Here is a general strategy for figuring out the sample size for your study. In essence, it presupposes that you have your statistical analysis specified to at least the design and the exact statistical test you are going to use.
- Figure out the size of the signal that is important to you to detect.
- Determine the amount of variation to expect in the samples.
- Set the false positive rate (nearly always the traditional 5% level).
- Set the power. A good starting level is 90%, but 80% is kind of traditional, too.
- Determine the sample size based on these quantities and the proposed statistical test.
- Moderate the sample size if needed for expected drop-out, non-completion, or similar issues.
If the total sample size you obtain is unrealistic in terms of time, cost, availability, or physical reality, then you need to make changes in your proposed design. Or, you may have some serious soul-searching to do, and may need to rethink your plan of research. Be happy you figured that out now!
Let’s talk about each point in turn. First, you need to figure out the size of the signal that is important to you to detect. This is going to be based on practical or academic considerations. Examples of such considerations could be “Demonstrate a 15 lbs improvement in yield per acre over control”, or “Show a 50% increase in mortality”, or “Show an increase of at least 5 points on the scale due to intervention”. Examples like “Show a positive association of behavior with treatment” are going to require some sort of quantification to move forward.
As mentioned above, determining the amount of variation in the samples can be done in a few ways. One very good way is to mine the available literature for similar studies, then collect estimates of variability from those studies. Another good way is to conduct a pilot study with the express purpose of estimating the variability. Another useful method is to elicit estimates from subject-matter experts. There are some handy tricks for this that statisticians know.
The false positive rate is nearly always going to be set at the 5% level. (That is, the Type I error rate, or α, is going to be 0.05.) You could set it lower, but trying to set it higher is going to most likely just cause you problems.

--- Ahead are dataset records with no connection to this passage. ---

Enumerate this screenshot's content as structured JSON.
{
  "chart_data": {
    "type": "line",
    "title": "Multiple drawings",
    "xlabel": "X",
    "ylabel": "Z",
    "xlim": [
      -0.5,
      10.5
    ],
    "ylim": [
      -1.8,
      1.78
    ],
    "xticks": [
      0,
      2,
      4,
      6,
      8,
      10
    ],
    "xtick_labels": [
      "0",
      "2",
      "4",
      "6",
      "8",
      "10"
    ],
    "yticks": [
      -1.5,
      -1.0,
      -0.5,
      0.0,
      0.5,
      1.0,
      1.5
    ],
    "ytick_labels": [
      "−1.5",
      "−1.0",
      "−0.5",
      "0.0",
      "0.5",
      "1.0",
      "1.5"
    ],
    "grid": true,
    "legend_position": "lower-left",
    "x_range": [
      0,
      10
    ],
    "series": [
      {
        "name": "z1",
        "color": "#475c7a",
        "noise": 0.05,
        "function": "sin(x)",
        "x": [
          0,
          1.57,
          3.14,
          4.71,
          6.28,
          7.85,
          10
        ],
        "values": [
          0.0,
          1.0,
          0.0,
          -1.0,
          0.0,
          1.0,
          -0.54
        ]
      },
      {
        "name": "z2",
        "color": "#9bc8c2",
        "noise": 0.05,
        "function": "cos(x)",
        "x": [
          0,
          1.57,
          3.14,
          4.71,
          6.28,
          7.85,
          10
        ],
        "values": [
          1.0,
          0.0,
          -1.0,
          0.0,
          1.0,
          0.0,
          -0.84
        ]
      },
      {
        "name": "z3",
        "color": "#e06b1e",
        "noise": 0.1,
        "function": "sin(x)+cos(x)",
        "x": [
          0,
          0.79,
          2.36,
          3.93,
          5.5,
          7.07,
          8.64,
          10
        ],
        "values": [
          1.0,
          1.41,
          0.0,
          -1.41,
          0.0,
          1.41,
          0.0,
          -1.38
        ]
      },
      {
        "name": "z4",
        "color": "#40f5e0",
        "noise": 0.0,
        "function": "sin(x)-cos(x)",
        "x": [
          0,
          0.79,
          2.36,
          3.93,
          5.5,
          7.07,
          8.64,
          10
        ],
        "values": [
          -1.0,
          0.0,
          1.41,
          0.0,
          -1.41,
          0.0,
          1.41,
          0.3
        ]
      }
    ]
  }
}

Most people never consider the so-called “power” of their study. The power in simple language is
The probability that my study will actually give me a statistically significant result if there really is something there to see.
In other words, if what you think is happening really is happening, how likely is your study to actually show it?
Now you can see why setting the power to 90% might be a good idea! If there is really something to see in the study, don’t you want the study to have a good chance of seeing it?